O fim da civilização já era um espectro recorrente no terror e ficção científica quando o primeiro filme da série foi lançado em 68, mas o desenlace mais comum para esse tipo de enredo ainda era a superação da ameaça, preferencialmente por meios científicos – a vitória do racionalismo contra a face sombria da Natureza. Noite também parece terminar com a reafirmação do status quo, mas o reestabelecimento da ordem passa inequivocamente pela ignorância e truculência: caipiras armados exterminam os zumbis que encontram pelo caminho e, no processo, executam o herói negro, identificando-o como um dos monstros – desenlace já prenunciado pelo início da trama, quando o grupo (branco) de sobreviventes hesitava entre considerar Ben um aliado ou um risco.
A “vitória” revela-se apenas temporária em O Despertar dos Mortos (78), no qual acompanhamos o agravamento do caos precipitado pelos zumbis, mas consumado pela brutalidade dos vivos.
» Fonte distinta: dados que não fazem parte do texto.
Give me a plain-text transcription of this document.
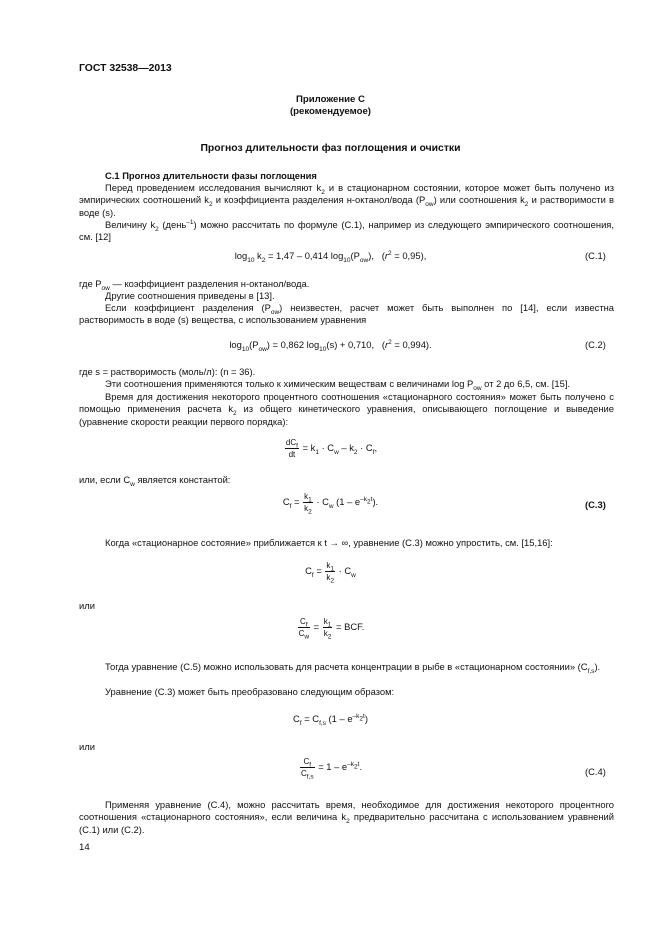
ГОСТ 32538—2013
Приложение С
(рекомендуемое)
Прогноз длительности фаз поглощения и очистки
С.1 Прогноз длительности фазы поглощения
Перед проведением исследования вычисляют $k_2$ и в стационарном состоянии, которое может быть получено из эмпирических соотношений $k_2$ и коэффициента разделения н-октанол/вода $(P_{ow})$ или соотношения $k_2$ и растворимости в воде (s).
Величину $k_2$ (день$^{-1}$) можно рассчитать по формуле (С.1), например из следующего эмпирического соотношения, см. [12]
$\log_{10} k_2 = 1,47 - 0,414$ $\log_{10}(P_{ow})$,   $(r^2 = 0,95)$,	(С.1)
где $P_{ow}$ — коэффициент разделения н-октанол/вода.
Другие соотношения приведены в [13].
Если коэффициент разделения $(P_{ow})$ неизвестен, расчет может быть выполнен по [14], если известна растворимость в воде (s) вещества, с использованием уравнения
$\log_{10}(P_{ow}) = 0,862$ $\log_{10}(s) + 0,710$,   $(r^2 = 0,994)$.	(С.2)
где s = растворимость (моль/л): (n = 36).
Эти соотношения применяются только к химическим веществам с величинами $\log P_{ow}$ от 2 до 6,5, см. [15].
Время для достижения некоторого процентного соотношения «стационарного состояния» может быть получено с помощью применения расчета $k_2$ из общего кинетического уравнения, описывающего поглощение и выведение (уравнение скорости реакции первого порядка):
$\frac{dC_f}{dt} = k_1 \cdot C_w - k_2 \cdot C_f$,
или, если $C_w$ является константой:
$C_f = \frac{k_1}{k_2} \cdot C_w$ $(1 - e^{-k_2t})$.	(С.3)
Когда «стационарное состояние» приближается к t → ∞, уравнение (С.3) можно упростить, см. [15,16]:
$C_f = \frac{k_1}{k_2} \cdot C_w$
или
$\frac{C_f}{C_w} = \frac{k_1}{k_2}$ = BCF.
Тогда уравнение (С.5) можно использовать для расчета концентрации в рыбе в «стационарном состоянии» $(C_{f,s})$.
Уравнение (С.3) может быть преобразовано следующим образом:
$C_f = C_{f,s}$ $(1 - e^{-k_2t})$
или
$\frac{C_f}{C_{f,s}} = 1 - e^{-k_2t}$.	(С.4)
Применяя уравнение (С.4), можно рассчитать время, необходимое для достижения некоторого процентного соотношения «стационарного состояния», если величина $k_2$ предварительно рассчитана с использованием уравнений (С.1) или (С.2).
14
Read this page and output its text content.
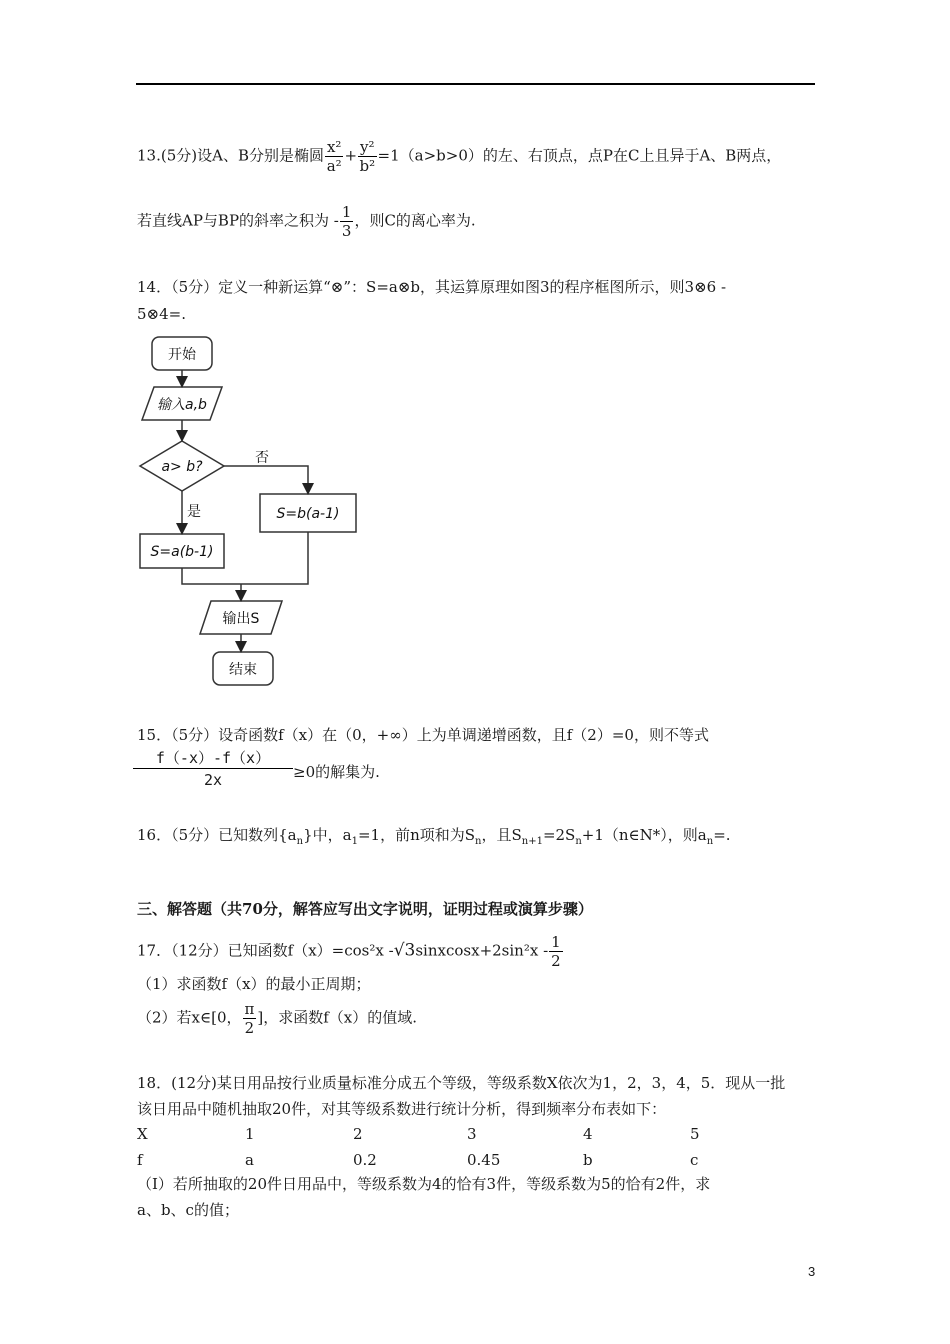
13.(5分)设A、B分别是椭圆 $\frac{\text{x²}}{\text{a²}} + \frac{\text{y²}}{\text{b²}} =1(a>b>0)$的左、右顶点，点P在C上且异于A、B两点，
若直线AP与BP的斜率之积为 - $\frac{1}{3}$ ，则C的离心率为.
14．（5分）定义一种新运算“⊗”：S=a⊗b，其运算原理如图3的程序框图所示，则3⊗6 -
5⊗4=.
开始
输入a,b
a> b?
否
是	S=b(a-1)
S=a(b-1)
输出S
结束
15．（5分）设奇函数f（x）在（0，+∞）上为单调递增函数，且f（2）=0，则不等式
$\frac{f(-x)-f(x)}{2x} \ge 0$的解集为.
16．（5分）已知数列$\{a_n\}$中，$a_1=1$，前n项和为$S_n$，且$S_{n+1}=2S_n+1(n\in N*)$，则$a_n=$.
三、解答题（共70分，解答应写出文字说明，证明过程或演算步骤）
17．（12分）已知函数f（x）=cos²x -√3sinxcosx+2sin²x - $\frac{1}{2}$
（1）求函数f（x）的最小正周期；
（2）若x∈[0， $\frac{\pi}{2}$ ]，求函数f（x）的值域.
18．(12分)某日用品按行业质量标准分成五个等级，等级系数X依次为1，2，3，4，5．现从一批
该日用品中随机抽取20件，对其等级系数进行统计分析，得到频率分布表如下：
X	1	2	3	4	5
f	a	0.2	0.45	b	c
（Ⅰ）若所抽取的20件日用品中，等级系数为4的恰有3件，等级系数为5的恰有2件，求
a、b、c的值；
3
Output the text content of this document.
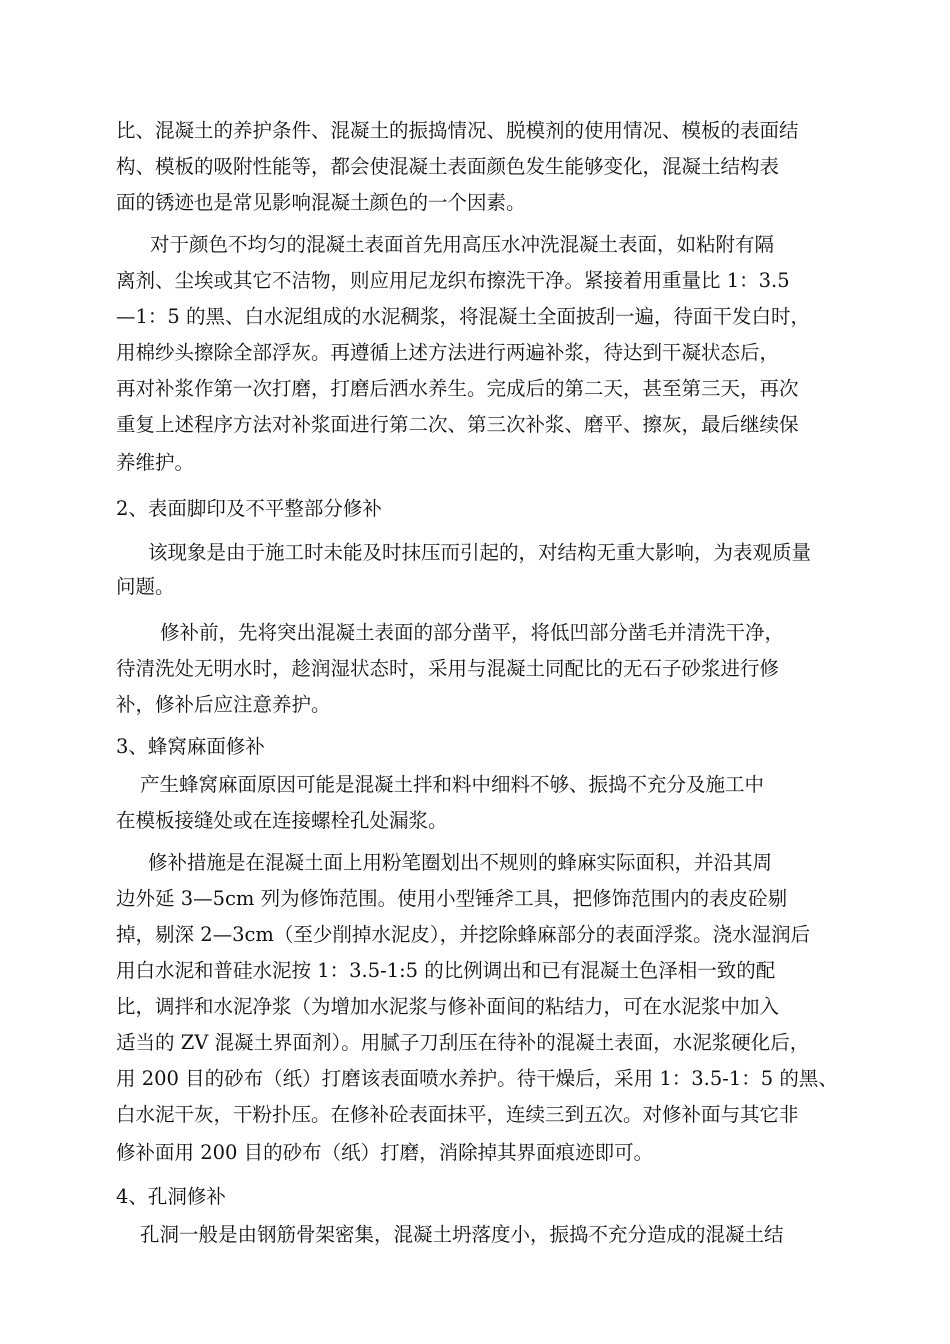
比、混凝土的养护条件、混凝土的振捣情况、脱模剂的使用情况、模板的表面结
构、模板的吸附性能等，都会使混凝土表面颜色发生能够变化，混凝土结构表
面的锈迹也是常见影响混凝土颜色的一个因素。
对于颜色不均匀的混凝土表面首先用高压水冲洗混凝土表面，如粘附有隔
离剂、尘埃或其它不洁物，则应用尼龙织布擦洗干净。紧接着用重量比 1：3.5
—1：5 的黑、白水泥组成的水泥稠浆，将混凝土全面披刮一遍，待面干发白时，
用棉纱头擦除全部浮灰。再遵循上述方法进行两遍补浆，待达到干凝状态后，
再对补浆作第一次打磨，打磨后洒水养生。完成后的第二天，甚至第三天，再次
重复上述程序方法对补浆面进行第二次、第三次补浆、磨平、擦灰，最后继续保
养维护。
2、表面脚印及不平整部分修补
该现象是由于施工时未能及时抹压而引起的，对结构无重大影响，为表观质量
问题。
修补前，先将突出混凝土表面的部分凿平，将低凹部分凿毛并清洗干净，
待清洗处无明水时，趁润湿状态时，采用与混凝土同配比的无石子砂浆进行修
补，修补后应注意养护。
3、蜂窝麻面修补
产生蜂窝麻面原因可能是混凝土拌和料中细料不够、振捣不充分及施工中
在模板接缝处或在连接螺栓孔处漏浆。
修补措施是在混凝土面上用粉笔圈划出不规则的蜂麻实际面积，并沿其周
边外延 3—5cm 列为修饰范围。使用小型锤斧工具，把修饰范围内的表皮砼剔
掉，剔深 2—3cm（至少削掉水泥皮），并挖除蜂麻部分的表面浮浆。浇水湿润后
用白水泥和普硅水泥按 1：3.5-1:5 的比例调出和已有混凝土色泽相一致的配
比，调拌和水泥净浆（为增加水泥浆与修补面间的粘结力，可在水泥浆中加入
适当的 ZV 混凝土界面剂）。用腻子刀刮压在待补的混凝土表面，水泥浆硬化后，
用 200 目的砂布（纸）打磨该表面喷水养护。待干燥后，采用 1：3.5-1：5 的黑、
白水泥干灰，干粉扑压。在修补砼表面抹平，连续三到五次。对修补面与其它非
修补面用 200 目的砂布（纸）打磨，消除掉其界面痕迹即可。
4、孔洞修补
孔洞一般是由钢筋骨架密集，混凝土坍落度小，振捣不充分造成的混凝土结
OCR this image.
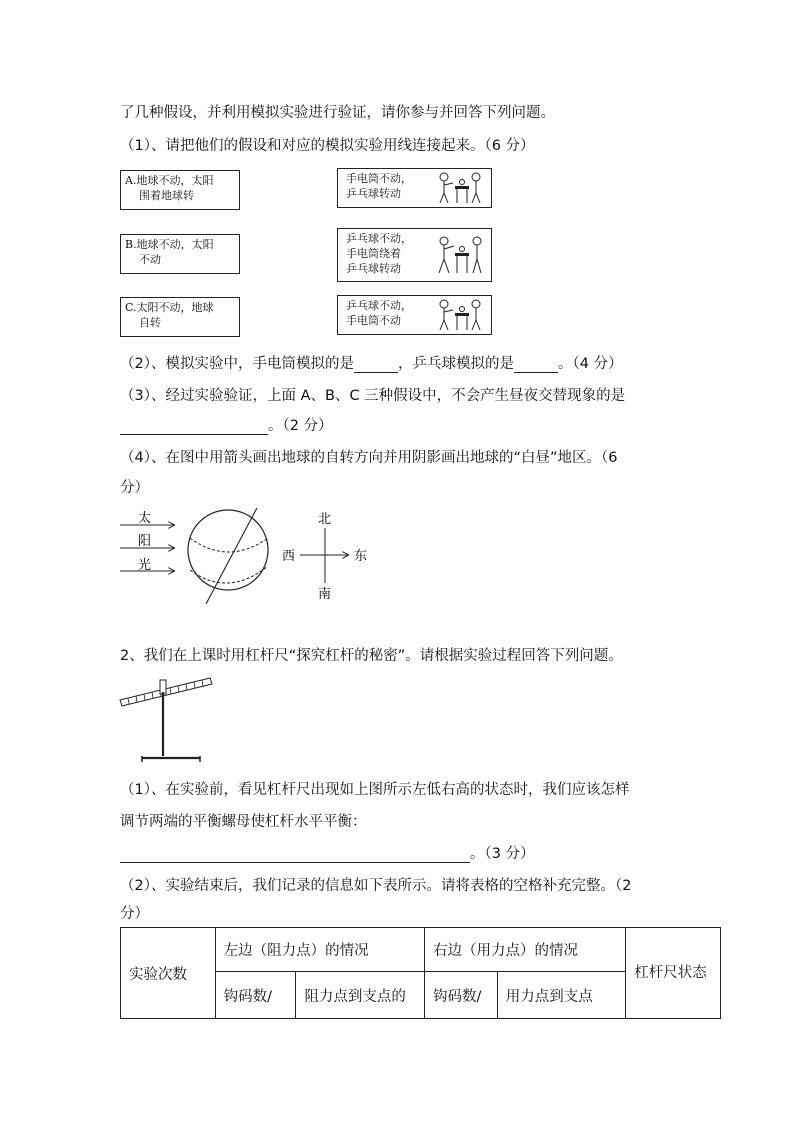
了几种假设，并利用模拟实验进行验证，请你参与并回答下列问题。
（1）、请把他们的假设和对应的模拟实验用线连接起来。（6 分）
A.地球不动，太阳
围着地球转
B.地球不动，太阳
不动
C.太阳不动，地球
自转
手电筒不动，
乒乓球转动
乒乓球不动，
手电筒绕着
乒乓球转动
乒乓球不动，
手电筒不动
（2）、模拟实验中，手电筒模拟的是	，乒乓球模拟的是	。（4 分）
（3）、经过实验验证，上面 A、B、C 三种假设中，不会产生昼夜交替现象的是
。（2 分）
（4）、在图中用箭头画出地球的自转方向并用阴影画出地球的“白昼”地区。（6
分）
太
阳
光
北
西	东
南
2、我们在上课时用杠杆尺“探究杠杆的秘密”。请根据实验过程回答下列问题。
（1）、在实验前，看见杠杆尺出现如上图所示左低右高的状态时，我们应该怎样
调节两端的平衡螺母使杠杆水平平衡：
。（3 分）
（2）、实验结束后，我们记录的信息如下表所示。请将表格的空格补充完整。（2
分）
实验次数	左边（阻力点）的情况		右边（用力点）的情况		杠杆尺状态
	钩码数/	阻力点到支点的	钩码数/	用力点到支点	
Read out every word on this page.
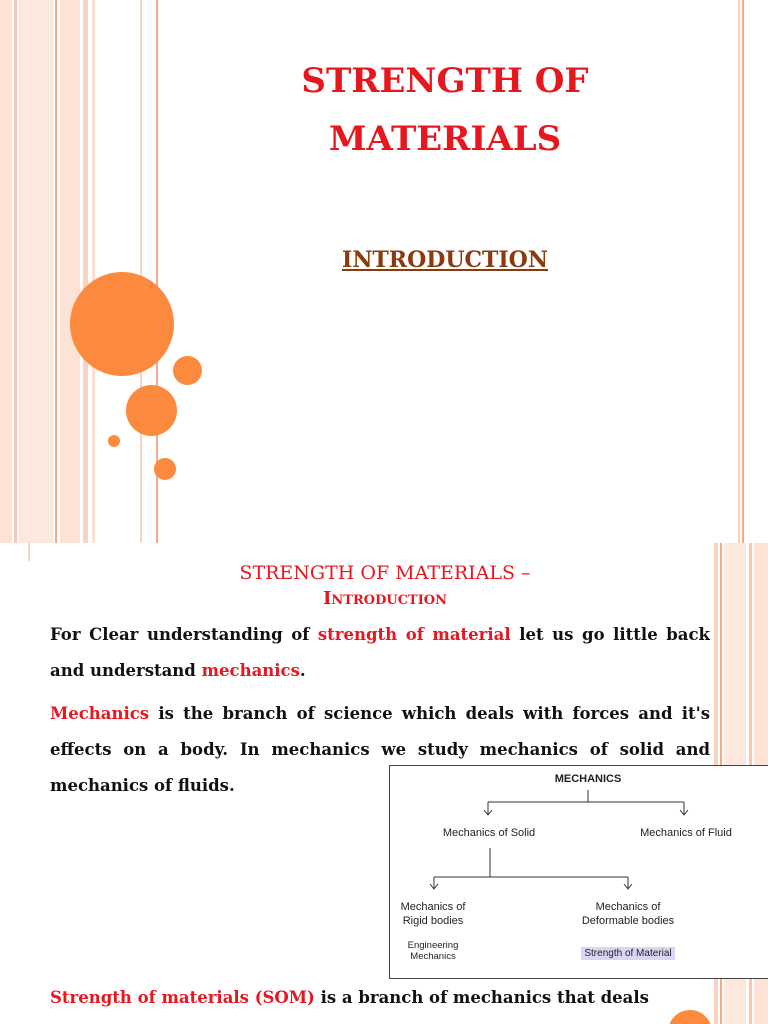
STRENGTH OF
MATERIALS
INTRODUCTION
STRENGTH OF MATERIALS –
Introduction
For Clear understanding of strength of material let us go little back and understand mechanics.
Mechanics is the branch of science which deals with forces and it's effects on a body. In mechanics we study mechanics of solid and mechanics of fluids.
Strength of materials (SOM) is a branch of mechanics that deals
MECHANICS
Mechanics of Solid	Mechanics of Fluid
Mechanics of
Rigid bodies
Mechanics of
Deformable bodies
Engineering
Mechanics	Strength of Material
Seguindo o padrão histórico, a resposta das autoridades ao clima de instabilidade é direcionar seu aparato de violência aos guetos: a trama começa com a invasão de policiais a um bairro de negros e hispânicos, produzindo mais uma pilha de cadáveres na declarada intenção de reestabelecer a paz. E ao final do filme, a fortaleza estabelecida pelos personagens não é rompida pela horda de mortos-vivos, mas por um grupo de saqueadores humanos. Na imaginação de Romero, a lógica – política e cinematográfica – do “nós contra eles”, é habilmente subvertida.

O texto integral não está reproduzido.